Y entonces empezó a sufrir una gran ansiedad cada vez que nos separábamos, tanta que era incapaz de estar sola un minuto sin ponerse a ladrar.

Para que fuera superando sus miedos contratamos una educadora canina para que nos ayudara, Jamás nos habíamos enfrentado a un caso así y no sabíamos qué hacer. Todavía seguía en el período de acogida, pero en el fondo sabíamos que al final acabaríamos adoptándola. Y por fin llegó el día esperado, el 12 de junio de 2014 pasó a ser definitiva y oficialmente nuestra.

Todos los días nos sorprende con un avance nuevo, un temor menos, alguna ocurrencia. Lo cierto es que al principio no sabíamos muy bien qué hacer con ella, y ahora en cambio no sabríamos qué hacer sin ella.

En una visita rutinaria al veterinario para ponerle las vacunas le vieron unos tumores en ambas cadenas mamarias, fue un disgusto tremendo. Nos invadió el miedo a perderla, a verla sufrir. Se programó la operación para el día 4 de agosto de 2016.

Teníamos un 50% de probabilidades de que los tumores fueran benignos y nos agarramos con esperanza a ese porcentaje. Cinco días después de la operación nos llamaron del veterinario para confirmarnos que en la biopsia no se detectaban ganglios anómalos ni rastro de cáncer. Creo que jamás hemos llorado tanto de felicidad.

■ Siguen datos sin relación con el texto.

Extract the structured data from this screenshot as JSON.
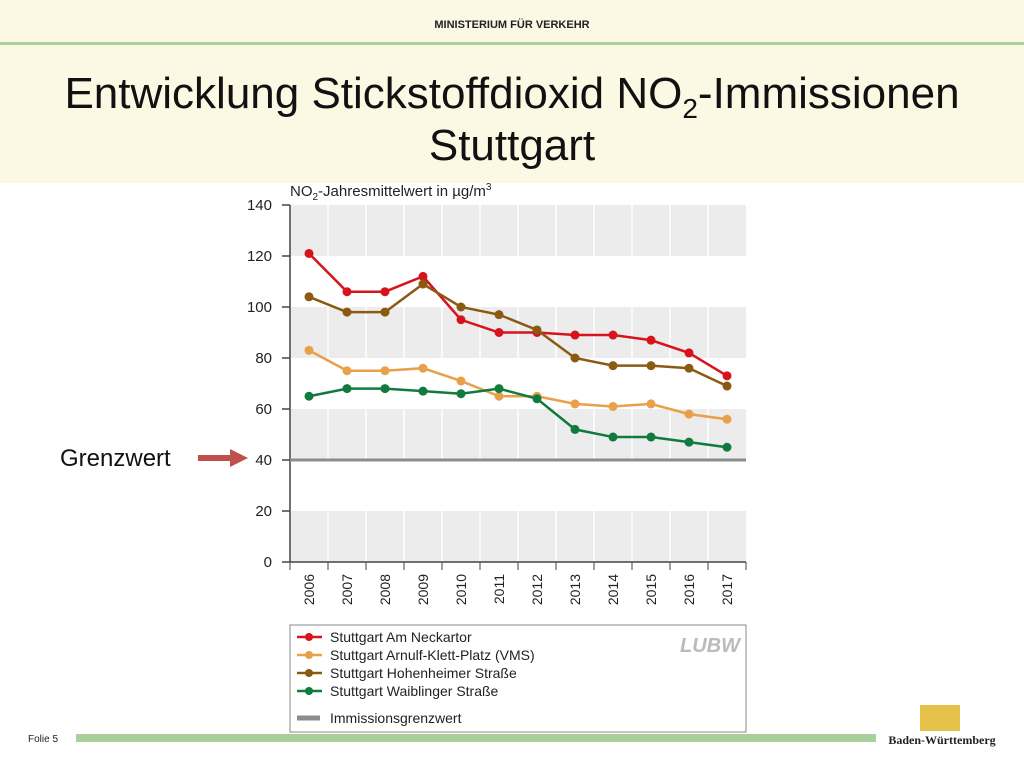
{
  "header": {
    "ministry": "MINISTERIUM FÜR VERKEHR",
    "title_parts": [
      "Entwicklung Stickstoffdioxid NO",
      "2",
      "-Immissionen",
      "Stuttgart"
    ]
  },
  "annotation": "Grenzwert",
  "footer": {
    "slide": "Folie 5",
    "state": "Baden-Württemberg"
  },
  "chart_data": {
    "type": "line",
    "y_label_parts": [
      "NO",
      "2",
      "-Jahresmittelwert in µg/m",
      "3"
    ],
    "logo": "LUBW",
    "categories": [
      "2006",
      "2007",
      "2008",
      "2009",
      "2010",
      "2011",
      "2012",
      "2013",
      "2014",
      "2015",
      "2016",
      "2017"
    ],
    "series": [
      {
        "name": "Stuttgart Am Neckartor",
        "color": "#d7141b",
        "values": [
          121,
          106,
          106,
          112,
          95,
          90,
          90,
          89,
          89,
          87,
          82,
          73
        ]
      },
      {
        "name": "Stuttgart Arnulf-Klett-Platz (VMS)",
        "color": "#e8a04a",
        "values": [
          83,
          75,
          75,
          76,
          71,
          65,
          65,
          62,
          61,
          62,
          58,
          56
        ]
      },
      {
        "name": "Stuttgart Hohenheimer Straße",
        "color": "#8b5a12",
        "values": [
          104,
          98,
          98,
          109,
          100,
          97,
          91,
          80,
          77,
          77,
          76,
          69
        ]
      },
      {
        "name": "Stuttgart Waiblinger Straße",
        "color": "#117a3e",
        "values": [
          65,
          68,
          68,
          67,
          66,
          68,
          64,
          52,
          49,
          49,
          47,
          45
        ]
      }
    ],
    "threshold": {
      "name": "Immissionsgrenzwert",
      "value": 40,
      "color": "#8c8c8c"
    },
    "ylim": [
      0,
      140
    ],
    "yticks": [
      0,
      20,
      40,
      60,
      80,
      100,
      120,
      140
    ],
    "grid": true
  }
}
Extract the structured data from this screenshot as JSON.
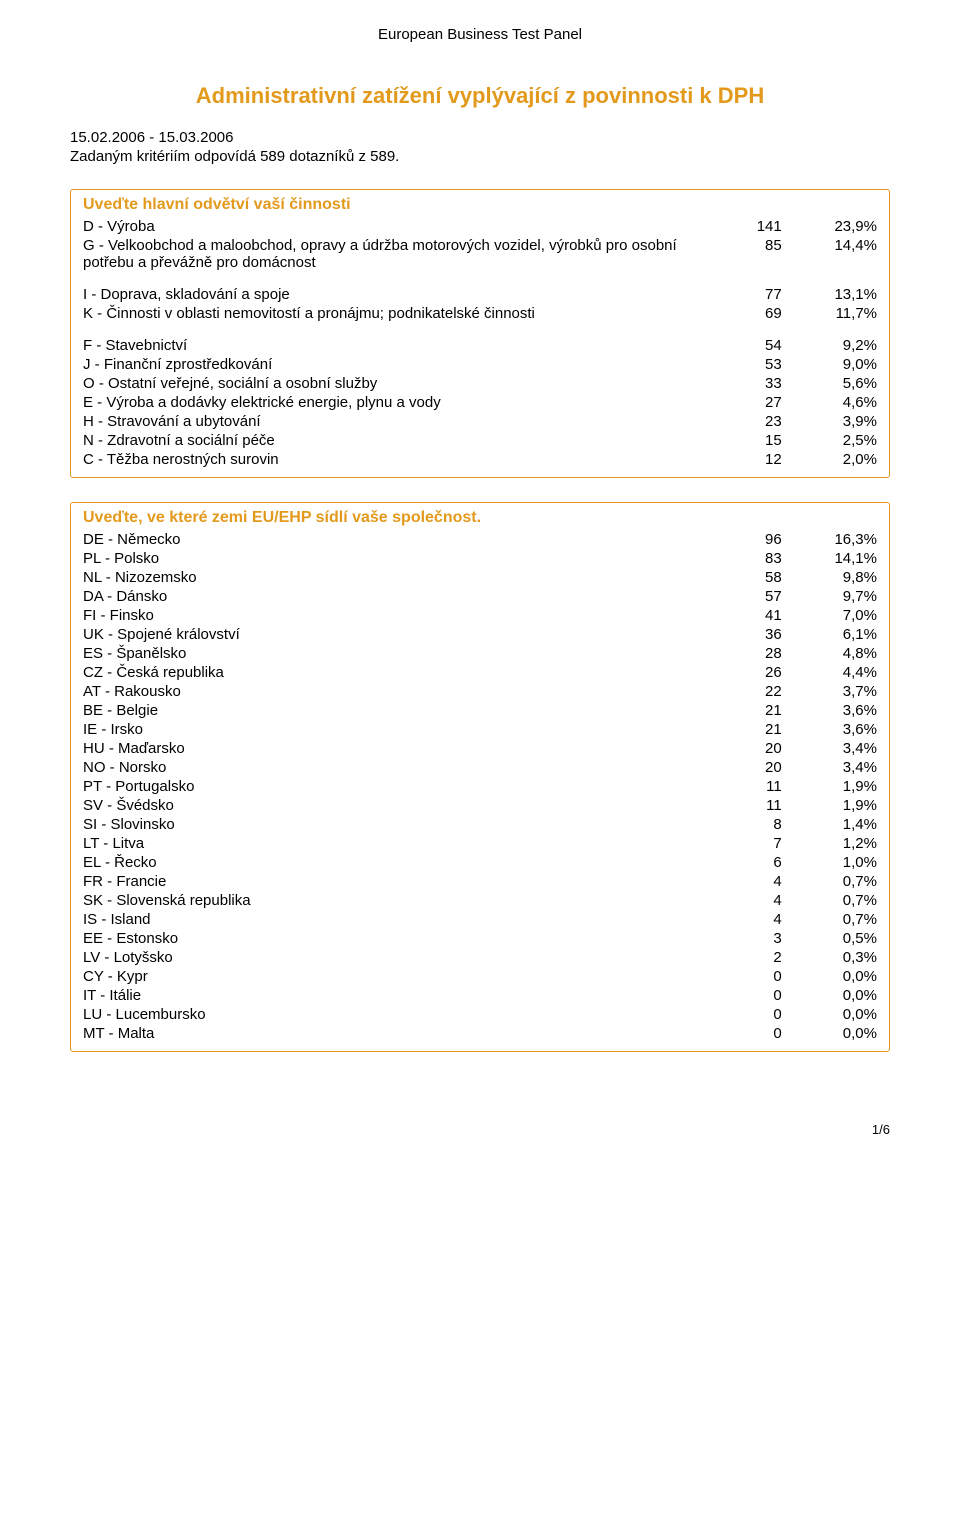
{
  "header": "European Business Test Panel",
  "title": "Administrativní zatížení vyplývající z povinnosti k DPH",
  "date_range": "15.02.2006 - 15.03.2006",
  "criteria_line": "Zadaným kritériím odpovídá 589 dotazníků z 589.",
  "sections": [
    {
      "heading": "Uveďte hlavní odvětví vaší činnosti",
      "rows": [
        {
          "label": "D - Výroba",
          "value": "141",
          "pct": "23,9%",
          "cluster": false
        },
        {
          "label": "G - Velkoobchod a maloobchod, opravy a údržba motorových vozidel, výrobků pro osobní potřebu a převážně pro domácnost",
          "value": "85",
          "pct": "14,4%",
          "cluster": false
        },
        {
          "label": "I - Doprava, skladování a spoje",
          "value": "77",
          "pct": "13,1%",
          "cluster": true
        },
        {
          "label": "K - Činnosti v oblasti nemovitostí a pronájmu; podnikatelské činnosti",
          "value": "69",
          "pct": "11,7%",
          "cluster": false
        },
        {
          "label": "F - Stavebnictví",
          "value": "54",
          "pct": "9,2%",
          "cluster": true
        },
        {
          "label": "J - Finanční zprostředkování",
          "value": "53",
          "pct": "9,0%",
          "cluster": false
        },
        {
          "label": "O - Ostatní veřejné, sociální a osobní služby",
          "value": "33",
          "pct": "5,6%",
          "cluster": false
        },
        {
          "label": "E - Výroba a dodávky elektrické energie, plynu a vody",
          "value": "27",
          "pct": "4,6%",
          "cluster": false
        },
        {
          "label": "H - Stravování a ubytování",
          "value": "23",
          "pct": "3,9%",
          "cluster": false
        },
        {
          "label": "N - Zdravotní a sociální péče",
          "value": "15",
          "pct": "2,5%",
          "cluster": false
        },
        {
          "label": "C - Těžba nerostných surovin",
          "value": "12",
          "pct": "2,0%",
          "cluster": false
        }
      ]
    },
    {
      "heading": "Uveďte, ve které zemi EU/EHP sídlí vaše společnost.",
      "rows": [
        {
          "label": "DE - Německo",
          "value": "96",
          "pct": "16,3%",
          "cluster": false
        },
        {
          "label": "PL - Polsko",
          "value": "83",
          "pct": "14,1%",
          "cluster": false
        },
        {
          "label": "NL - Nizozemsko",
          "value": "58",
          "pct": "9,8%",
          "cluster": false
        },
        {
          "label": "DA - Dánsko",
          "value": "57",
          "pct": "9,7%",
          "cluster": false
        },
        {
          "label": "FI - Finsko",
          "value": "41",
          "pct": "7,0%",
          "cluster": false
        },
        {
          "label": "UK - Spojené království",
          "value": "36",
          "pct": "6,1%",
          "cluster": false
        },
        {
          "label": "ES - Španělsko",
          "value": "28",
          "pct": "4,8%",
          "cluster": false
        },
        {
          "label": "CZ - Česká republika",
          "value": "26",
          "pct": "4,4%",
          "cluster": false
        },
        {
          "label": "AT - Rakousko",
          "value": "22",
          "pct": "3,7%",
          "cluster": false
        },
        {
          "label": "BE - Belgie",
          "value": "21",
          "pct": "3,6%",
          "cluster": false
        },
        {
          "label": "IE - Irsko",
          "value": "21",
          "pct": "3,6%",
          "cluster": false
        },
        {
          "label": "HU - Maďarsko",
          "value": "20",
          "pct": "3,4%",
          "cluster": false
        },
        {
          "label": "NO - Norsko",
          "value": "20",
          "pct": "3,4%",
          "cluster": false
        },
        {
          "label": "PT - Portugalsko",
          "value": "11",
          "pct": "1,9%",
          "cluster": false
        },
        {
          "label": "SV - Švédsko",
          "value": "11",
          "pct": "1,9%",
          "cluster": false
        },
        {
          "label": "SI - Slovinsko",
          "value": "8",
          "pct": "1,4%",
          "cluster": false
        },
        {
          "label": "LT - Litva",
          "value": "7",
          "pct": "1,2%",
          "cluster": false
        },
        {
          "label": "EL - Řecko",
          "value": "6",
          "pct": "1,0%",
          "cluster": false
        },
        {
          "label": "FR - Francie",
          "value": "4",
          "pct": "0,7%",
          "cluster": false
        },
        {
          "label": "SK - Slovenská republika",
          "value": "4",
          "pct": "0,7%",
          "cluster": false
        },
        {
          "label": "IS - Island",
          "value": "4",
          "pct": "0,7%",
          "cluster": false
        },
        {
          "label": "EE - Estonsko",
          "value": "3",
          "pct": "0,5%",
          "cluster": false
        },
        {
          "label": "LV - Lotyšsko",
          "value": "2",
          "pct": "0,3%",
          "cluster": false
        },
        {
          "label": "CY - Kypr",
          "value": "0",
          "pct": "0,0%",
          "cluster": false
        },
        {
          "label": "IT - Itálie",
          "value": "0",
          "pct": "0,0%",
          "cluster": false
        },
        {
          "label": "LU - Lucembursko",
          "value": "0",
          "pct": "0,0%",
          "cluster": false
        },
        {
          "label": "MT - Malta",
          "value": "0",
          "pct": "0,0%",
          "cluster": false
        }
      ]
    }
  ],
  "page_indicator": "1/6"
}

Rita no se merecía algo así. No después de liberarla de ese ser que fue su dueño, que la educó en el miedo y el terror. Rita se merece sólo felicidad y una vida larga y llena amoro junto a nosotros.»

Más información sobre Marcos Rodríguez en su página web y en su erfil de Instagram

10 Comentarios

  1. Me encanta la técnica y cómo has plasmado la historia de Rita. Espectacular trabajo fotográfico!
    Muy buen ojo y gran corazón, felicidades Marcos!

    David

  2. Se me saltan las lágrimas, Marcos. La primera y la penúltima fotografías me transmiten un montón: me hablan de la tristeza, de la felicidad y la alegría. Enhorabuena por el trabajo fotográfico y por rescatar a esa criatura.